Though obesity is currently plaguing America today, more legislation is not the cure-all that America is seeking. According to The New York Times, over half of New York’s adults are currently either obese or overweight. However, the answer does not lie in un-American bans and regulations. Increasing awareness of the consequences of a sugar-high diet would solve the issue more smoothly.
Michelle Obama’s Let’s Move organization, for instance, encourages healthier lifestyles through exercise campaigns and nutritional education. By tradition, encouragement and education solve everyday issues. However, there is no place for restrictive legislation in a nation historically defined by its consistent protection of freedom. Regulating everyday choices does not solve the issue of American obesity; rather, it only ignites anger among some American citizens.

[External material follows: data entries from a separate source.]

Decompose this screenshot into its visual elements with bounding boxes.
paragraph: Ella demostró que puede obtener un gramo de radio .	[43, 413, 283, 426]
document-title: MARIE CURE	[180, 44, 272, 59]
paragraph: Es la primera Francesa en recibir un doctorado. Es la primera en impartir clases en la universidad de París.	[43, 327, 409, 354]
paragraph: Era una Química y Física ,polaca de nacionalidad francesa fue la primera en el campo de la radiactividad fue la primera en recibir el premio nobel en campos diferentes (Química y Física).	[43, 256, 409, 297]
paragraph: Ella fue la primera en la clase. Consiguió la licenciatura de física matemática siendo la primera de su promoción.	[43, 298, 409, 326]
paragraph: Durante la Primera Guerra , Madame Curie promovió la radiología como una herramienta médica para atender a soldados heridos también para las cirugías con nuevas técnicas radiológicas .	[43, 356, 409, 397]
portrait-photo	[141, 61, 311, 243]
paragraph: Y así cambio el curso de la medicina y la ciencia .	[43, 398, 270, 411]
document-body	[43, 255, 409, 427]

Besides limiting simple freedoms, the ban is an attack on businesses. After passing, the ban was criticized by the soda industry and New York businesses alike. Elliot Huff, a spokesman for New Yorkers for Beverage Choices told The New York Times that the ban demonstrates that ”the board has shown no regard for public opinion or consequences to the businesses in the city.” Meanwhile, the soda industry has spent more than $1 million on a campaign expressing the unjust nature of the ban, illustrating their contempt for the restrictions.
Lastly, the ban will surely prove ineffective. Refills of smaller cups will still provide customers with the sugar that they crave. Restrictions are simply ineffective ways to combat issues, made evident by times in our history when other goods are banned, like drugs. For instance, according to the Federal Bureau of Investigation’s Uniform Crime Report, approximately 1,841, 200 drug arrests were made in 2007.

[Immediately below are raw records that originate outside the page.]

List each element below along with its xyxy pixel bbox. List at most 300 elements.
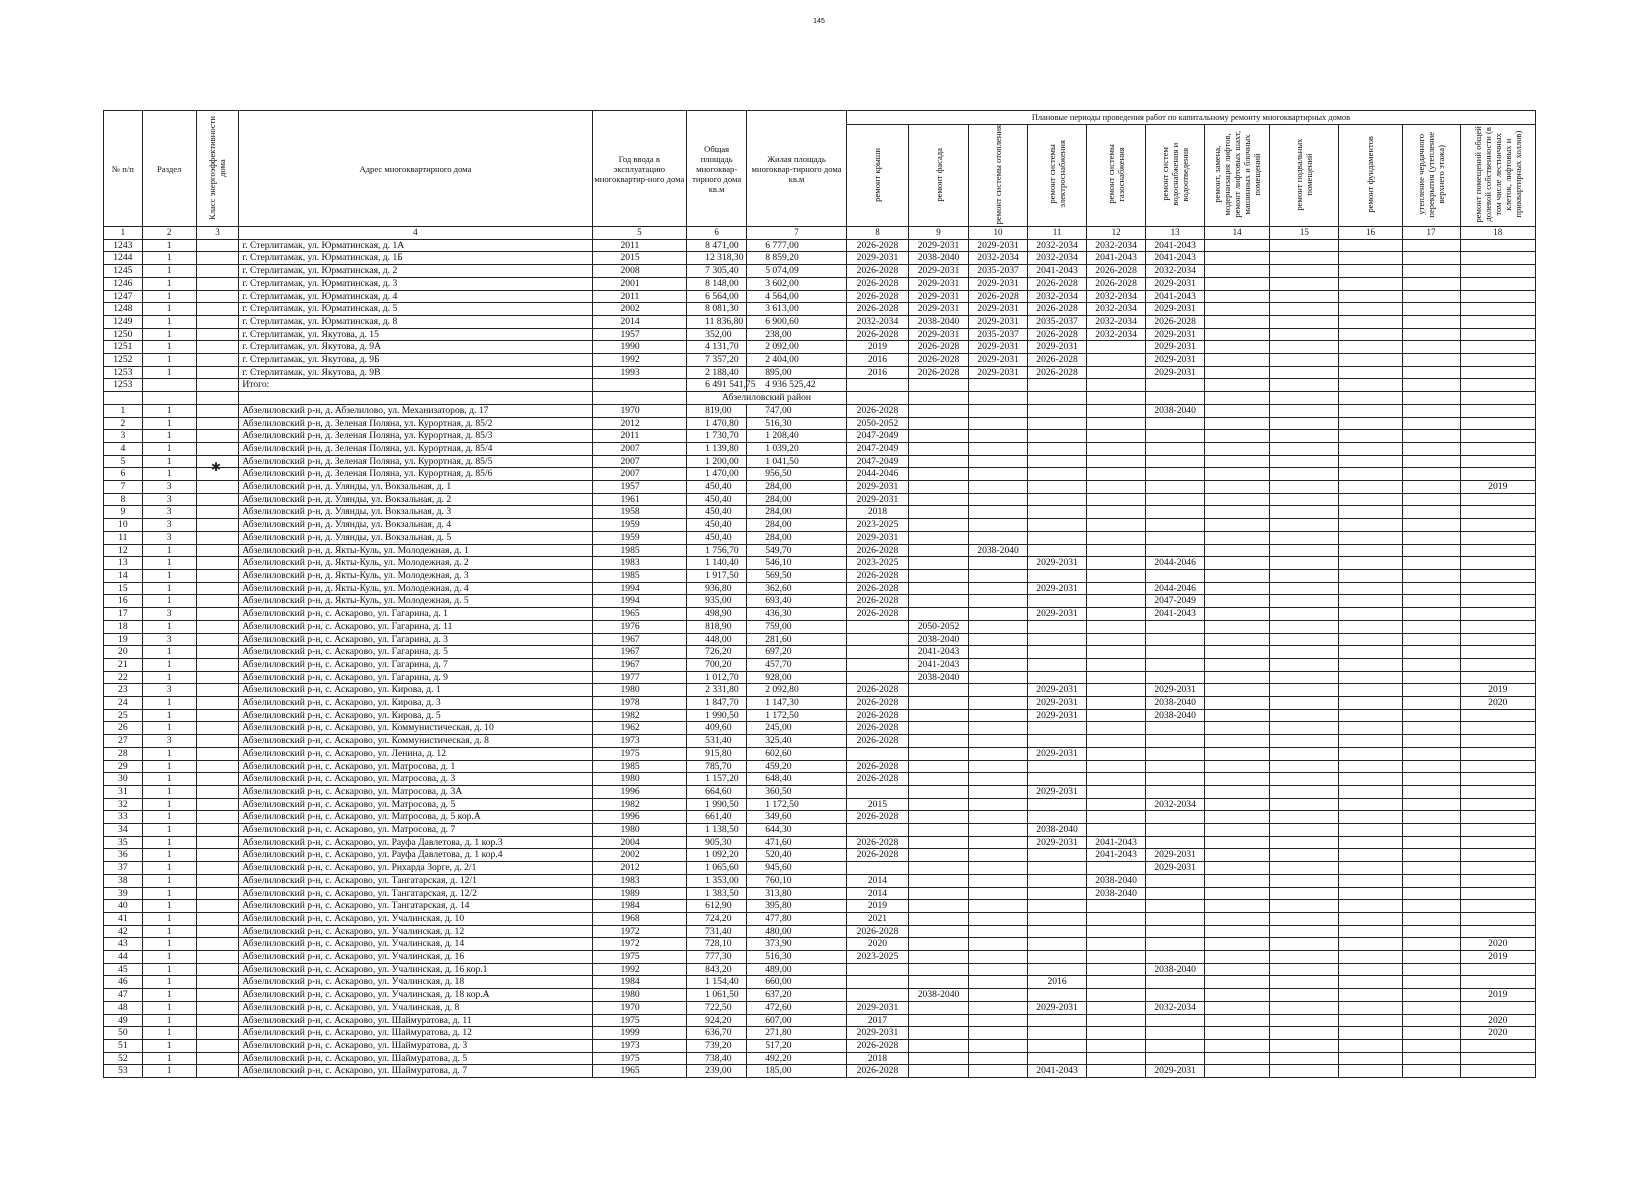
table-cell: [1205, 646, 1270, 659]
table-cell: 1 990,50: [687, 798, 747, 811]
table-row: [104, 798, 1536, 811]
table-cell: 2026-2028: [909, 366, 969, 379]
table-cell: [1339, 315, 1402, 328]
table-cell: Абзелиловский р-н, с. Аскарово, ул. Учалинская, д. 8: [239, 1001, 592, 1014]
table-cell: 2029-2031: [969, 277, 1028, 290]
table-cell: 1: [142, 265, 196, 278]
table-cell: [1460, 925, 1535, 938]
table-cell: 2001: [592, 277, 687, 290]
table-cell: [1339, 519, 1402, 532]
table-cell: [1270, 595, 1339, 608]
table-cell: [1146, 887, 1205, 900]
table-cell: [1270, 1014, 1339, 1027]
table-cell: [1339, 963, 1402, 976]
table-cell: [1087, 608, 1146, 621]
table-cell: [196, 658, 239, 671]
table-cell: [1205, 849, 1270, 862]
table-cell: 1980: [592, 684, 687, 697]
table-cell: 2038-2040: [1146, 404, 1205, 417]
table-cell: 2032-2034: [1028, 252, 1087, 265]
table-cell: [1028, 519, 1087, 532]
table-cell: [1460, 747, 1535, 760]
table-cell: 2023-2025: [846, 519, 908, 532]
table-cell: [196, 633, 239, 646]
table-cell: [1087, 798, 1146, 811]
table-cell: 1982: [592, 709, 687, 722]
table-cell: [196, 785, 239, 798]
table-cell: 29: [104, 760, 143, 773]
table-cell: 2029-2031: [969, 303, 1028, 316]
table-cell: [196, 506, 239, 519]
table-cell: [196, 544, 239, 557]
table-cell: [1205, 442, 1270, 455]
table-cell: 2035-2037: [969, 328, 1028, 341]
table-cell: [196, 912, 239, 925]
table-cell: [1087, 925, 1146, 938]
table-cell: [969, 404, 1028, 417]
table-cell: 45: [104, 963, 143, 976]
total-row: [104, 379, 1536, 392]
table-cell: [1402, 277, 1460, 290]
table-cell: [1087, 366, 1146, 379]
table-row: [104, 1040, 1536, 1053]
table-cell: 2035-2037: [1028, 315, 1087, 328]
capital-repair-schedule-table: [103, 110, 1536, 1078]
table-cell: [1270, 417, 1339, 430]
table-cell: 1: [142, 303, 196, 316]
table-cell: 48: [104, 1001, 143, 1014]
table-cell: [909, 531, 969, 544]
table-row: [104, 354, 1536, 367]
table-cell: Абзелиловский р-н, с. Аскарово, ул. Матросова, д. 3: [239, 773, 592, 786]
table-cell: [1339, 862, 1402, 875]
table-cell: 2029-2031: [1028, 747, 1087, 760]
table-cell: [1339, 658, 1402, 671]
table-cell: 785,70: [687, 760, 747, 773]
table-cell: [1270, 544, 1339, 557]
table-cell: [909, 760, 969, 773]
table-cell: [969, 468, 1028, 481]
table-cell: [1270, 354, 1339, 367]
table-cell: 2032-2034: [1146, 1001, 1205, 1014]
table-cell: [1402, 315, 1460, 328]
table-cell: 2017: [846, 1014, 908, 1027]
table-cell: 2038-2040: [1087, 887, 1146, 900]
table-cell: Абзелиловский р-н, с. Аскарово, ул. Матросова, д. 1: [239, 760, 592, 773]
table-cell: [1270, 658, 1339, 671]
table-cell: [1339, 1001, 1402, 1014]
table-cell: 1247: [104, 290, 143, 303]
table-cell: [1087, 824, 1146, 837]
table-cell: [1339, 303, 1402, 316]
table-cell: [1205, 951, 1270, 964]
table-cell: 1: [142, 824, 196, 837]
table-cell: [196, 1040, 239, 1053]
table-cell: 2038-2040: [1146, 697, 1205, 710]
table-cell: [1205, 722, 1270, 735]
table-cell: [196, 404, 239, 417]
table-cell: 2038-2040: [1146, 709, 1205, 722]
header-total-area: Общая площадь многоквар-тирного дома кв.м: [687, 111, 747, 227]
table-cell: [1028, 938, 1087, 951]
table-cell: [1460, 544, 1535, 557]
table-cell: 1992: [592, 354, 687, 367]
table-cell: [969, 798, 1028, 811]
table-cell: [1460, 1001, 1535, 1014]
table-cell: 2032-2034: [1028, 290, 1087, 303]
table-cell: 2014: [846, 874, 908, 887]
table-cell: [1087, 379, 1146, 392]
table-cell: [1146, 379, 1205, 392]
table-cell: 1: [142, 722, 196, 735]
table-cell: Абзелиловский р-н, д. Зеленая Поляна, ул. Курортная, д. 85/3: [239, 430, 592, 443]
table-cell: [969, 951, 1028, 964]
table-cell: [1205, 989, 1270, 1002]
table-cell: 2029-2031: [1028, 684, 1087, 697]
table-cell: [1402, 493, 1460, 506]
table-cell: [1146, 506, 1205, 519]
table-cell: [1087, 951, 1146, 964]
table-cell: 1: [142, 620, 196, 633]
table-cell: 531,40: [687, 735, 747, 748]
table-cell: [969, 658, 1028, 671]
table-cell: [1028, 1014, 1087, 1027]
table-cell: [909, 1027, 969, 1040]
table-cell: [1402, 684, 1460, 697]
table-cell: 3: [142, 531, 196, 544]
table-cell: [909, 1052, 969, 1065]
table-cell: 2014: [592, 315, 687, 328]
table-cell: [1339, 874, 1402, 887]
table-cell: 2026-2028: [1087, 277, 1146, 290]
table-cell: [1402, 849, 1460, 862]
table-cell: [1087, 1040, 1146, 1053]
table-cell: [1205, 976, 1270, 989]
table-cell: 448,00: [687, 633, 747, 646]
table-cell: 924,20: [687, 1014, 747, 1027]
table-cell: [909, 697, 969, 710]
table-cell: [196, 1065, 239, 1078]
table-cell: 1: [142, 1014, 196, 1027]
table-cell: [969, 760, 1028, 773]
table-cell: [909, 481, 969, 494]
table-cell: [1087, 900, 1146, 913]
table-cell: [1339, 252, 1402, 265]
table-cell: [1402, 379, 1460, 392]
table-cell: 31: [104, 785, 143, 798]
table-cell: [1270, 531, 1339, 544]
table-cell: [1339, 709, 1402, 722]
table-cell: [1028, 862, 1087, 875]
table-cell: 2012: [592, 417, 687, 430]
table-cell: 1: [142, 1052, 196, 1065]
table-cell: 2041-2043: [909, 658, 969, 671]
header-facade-repair: ремонт фасада: [909, 125, 969, 227]
table-cell: 9: [104, 506, 143, 519]
table-cell: [1339, 785, 1402, 798]
table-cell: 2020: [1460, 697, 1535, 710]
table-cell: [1460, 303, 1535, 316]
table-cell: [196, 417, 239, 430]
table-cell: [909, 963, 969, 976]
table-cell: 700,20: [687, 658, 747, 671]
table-row: [104, 1065, 1536, 1078]
table-cell: [909, 709, 969, 722]
table-cell: [1270, 582, 1339, 595]
table-cell: 19: [104, 633, 143, 646]
table-cell: [1028, 493, 1087, 506]
table-cell: 2032-2034: [1087, 303, 1146, 316]
table-cell: [1402, 252, 1460, 265]
table-cell: [1087, 1052, 1146, 1065]
table-cell: [1146, 442, 1205, 455]
table-cell: 1 061,50: [687, 989, 747, 1002]
table-cell: [969, 722, 1028, 735]
table-cell: 520,40: [747, 849, 847, 862]
table-cell: Абзелиловский р-н, с. Аскарово, ул. Гагарина, д. 3: [239, 633, 592, 646]
table-cell: [1460, 773, 1535, 786]
table-cell: 1: [142, 811, 196, 824]
table-cell: [196, 951, 239, 964]
table-cell: [1339, 849, 1402, 862]
table-cell: 1959: [592, 531, 687, 544]
table-cell: [1028, 989, 1087, 1002]
table-cell: Абзелиловский р-н, д. Зеленая Поляна, ул. Курортная, д. 85/2: [239, 417, 592, 430]
table-cell: 2029-2031: [1028, 785, 1087, 798]
table-cell: [969, 989, 1028, 1002]
table-cell: [1270, 239, 1339, 252]
table-cell: [1402, 1065, 1460, 1078]
table-cell: [909, 836, 969, 849]
table-cell: 2019: [846, 900, 908, 913]
table-cell: [1270, 773, 1339, 786]
table-cell: 53: [104, 1065, 143, 1078]
table-cell: [1205, 481, 1270, 494]
table-cell: [909, 951, 969, 964]
table-cell: 4 131,70: [687, 341, 747, 354]
table-cell: [196, 557, 239, 570]
table-cell: [1087, 862, 1146, 875]
table-cell: 2026-2028: [846, 849, 908, 862]
table-row: [104, 290, 1536, 303]
table-cell: 2026-2028: [846, 1065, 908, 1078]
table-cell: [1087, 569, 1146, 582]
table-cell: 2026-2028: [846, 836, 908, 849]
table-cell: [1146, 824, 1205, 837]
table-cell: [1028, 773, 1087, 786]
table-cell: [1205, 608, 1270, 621]
table-cell: [1087, 417, 1146, 430]
table-cell: 2032-2034: [1146, 798, 1205, 811]
table-cell: 8 859,20: [747, 252, 847, 265]
column-numbers-row: [104, 227, 1536, 240]
table-row: [104, 481, 1536, 494]
table-row: [104, 455, 1536, 468]
table-cell: [196, 519, 239, 532]
table-cell: 41: [104, 912, 143, 925]
table-cell: [969, 874, 1028, 887]
table-cell: 1983: [592, 557, 687, 570]
table-cell: 436,30: [747, 608, 847, 621]
table-cell: [1028, 735, 1087, 748]
table-cell: [1402, 887, 1460, 900]
column-number-cell: 13: [1146, 227, 1205, 240]
table-cell: Абзелиловский р-н, с. Аскарово, ул. Коммунистическая, д. 10: [239, 722, 592, 735]
table-cell: 1962: [592, 722, 687, 735]
table-cell: 12 318,30: [687, 252, 747, 265]
table-cell: [1270, 976, 1339, 989]
table-cell: [1270, 938, 1339, 951]
table-cell: 1: [142, 900, 196, 913]
table-cell: 1: [142, 874, 196, 887]
table-cell: [1339, 1065, 1402, 1078]
table-cell: [1270, 824, 1339, 837]
table-cell: 1984: [592, 900, 687, 913]
table-cell: 2032-2034: [1087, 315, 1146, 328]
table-cell: [1270, 379, 1339, 392]
table-cell: [1205, 239, 1270, 252]
table-cell: [1339, 925, 1402, 938]
table-cell: [1460, 633, 1535, 646]
table-cell: 1: [142, 697, 196, 710]
table-cell: 819,00: [687, 404, 747, 417]
table-cell: [1146, 773, 1205, 786]
table-cell: [909, 455, 969, 468]
table-cell: [969, 455, 1028, 468]
table-cell: [969, 912, 1028, 925]
table-cell: 760,10: [747, 874, 847, 887]
table-cell: Абзелиловский р-н, д. Абзелилово, ул. Механизаторов, д. 17: [239, 404, 592, 417]
table-cell: [1028, 963, 1087, 976]
table-cell: [1087, 671, 1146, 684]
table-cell: [196, 849, 239, 862]
table-cell: 36: [104, 849, 143, 862]
table-cell: 11 836,80: [687, 315, 747, 328]
table-cell: 3: [142, 506, 196, 519]
table-cell: 2029-2031: [1146, 277, 1205, 290]
table-cell: [1028, 722, 1087, 735]
table-cell: [1087, 760, 1146, 773]
table-cell: [1087, 646, 1146, 659]
table-cell: 936,80: [687, 582, 747, 595]
table-row: [104, 722, 1536, 735]
table-cell: Абзелиловский р-н, д. Зеленая Поляна, ул. Курортная, д. 85/6: [239, 468, 592, 481]
table-cell: 1: [142, 887, 196, 900]
table-cell: [1460, 798, 1535, 811]
table-cell: [1460, 506, 1535, 519]
table-row: [104, 303, 1536, 316]
table-cell: 2026-2028: [846, 709, 908, 722]
table-cell: [909, 1014, 969, 1027]
table-cell: [1402, 760, 1460, 773]
table-cell: 360,50: [747, 785, 847, 798]
table-cell: [1339, 290, 1402, 303]
table-cell: 1: [142, 557, 196, 570]
table-cell: [1270, 709, 1339, 722]
table-cell: 1252: [104, 354, 143, 367]
table-cell: [1270, 1001, 1339, 1014]
table-cell: г. Стерлитамак, ул. Якутова, д. 15: [239, 328, 592, 341]
table-cell: [909, 1040, 969, 1053]
table-cell: [1205, 798, 1270, 811]
table-cell: Абзелиловский р-н, д. Якты-Куль, ул. Молодежная, д. 4: [239, 582, 592, 595]
table-cell: [1205, 506, 1270, 519]
table-cell: [1270, 760, 1339, 773]
table-cell: 728,10: [687, 938, 747, 951]
table-cell: [846, 824, 908, 837]
table-cell: 2029-2031: [846, 481, 908, 494]
table-cell: [1402, 836, 1460, 849]
table-cell: [969, 608, 1028, 621]
table-cell: Абзелиловский р-н, с. Аскарово, ул. Матросова, д. 3А: [239, 785, 592, 798]
table-cell: [1402, 785, 1460, 798]
table-cell: [1339, 468, 1402, 481]
table-cell: [1339, 277, 1402, 290]
table-cell: [969, 569, 1028, 582]
table-cell: [1087, 468, 1146, 481]
table-cell: [1270, 951, 1339, 964]
table-cell: [1028, 595, 1087, 608]
table-cell: [1205, 785, 1270, 798]
table-cell: [909, 519, 969, 532]
table-cell: [846, 963, 908, 976]
table-cell: Абзелиловский р-н, с. Аскарово, ул. Гагарина, д. 11: [239, 620, 592, 633]
table-cell: [1087, 735, 1146, 748]
table-cell: [196, 1001, 239, 1014]
table-cell: 1 012,70: [687, 671, 747, 684]
table-cell: [1270, 747, 1339, 760]
table-cell: [1339, 1027, 1402, 1040]
table-cell: [1339, 595, 1402, 608]
table-cell: 4 564,00: [747, 290, 847, 303]
table-row: [104, 328, 1536, 341]
table-cell: [909, 887, 969, 900]
table-cell: [1028, 620, 1087, 633]
table-cell: [1146, 722, 1205, 735]
table-cell: 3: [142, 481, 196, 494]
table-cell: 2026-2028: [846, 303, 908, 316]
table-cell: [1205, 265, 1270, 278]
table-cell: 2026-2028: [846, 608, 908, 621]
column-number-cell: 8: [846, 227, 908, 240]
table-cell: [846, 646, 908, 659]
header-basement-repair: ремонт подвальных помещений: [1270, 125, 1339, 227]
table-cell: 40: [104, 900, 143, 913]
table-cell: [1339, 506, 1402, 519]
table-row: [104, 493, 1536, 506]
table-cell: 12: [104, 544, 143, 557]
table-cell: [1339, 379, 1402, 392]
table-cell: Абзелиловский р-н, д. Зеленая Поляна, ул. Курортная, д. 85/5: [239, 455, 592, 468]
table-cell: 1: [142, 836, 196, 849]
table-cell: 2029-2031: [909, 290, 969, 303]
table-cell: 27: [104, 735, 143, 748]
table-row: [104, 531, 1536, 544]
table-cell: 32: [104, 798, 143, 811]
table-cell: 1983: [592, 874, 687, 887]
table-cell: 1 138,50: [687, 824, 747, 837]
table-row: [104, 544, 1536, 557]
table-cell: [592, 379, 687, 392]
table-cell: [1402, 1052, 1460, 1065]
table-cell: 2038-2040: [1028, 824, 1087, 837]
table-cell: [1087, 709, 1146, 722]
table-cell: 238,00: [747, 328, 847, 341]
table-cell: 38: [104, 874, 143, 887]
table-cell: [1402, 963, 1460, 976]
table-cell: 2002: [592, 849, 687, 862]
table-row: [104, 1052, 1536, 1065]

Nevertheless, as of 2008, nearly one-third of American high school seniors claimed to have consumed marijuana in the month prior to the study. In 2011, the United States government spent approximately 15.5 million dollars on drug control. Clearly, government spending and regulations in no way thwart consumption of outlawed substances.
The ban will go into effect on March 12. New Yorkers will learn first-hand the repercussions of an overbearing regulation, thus government. It has no place in the famed land of liberty, the United States of America.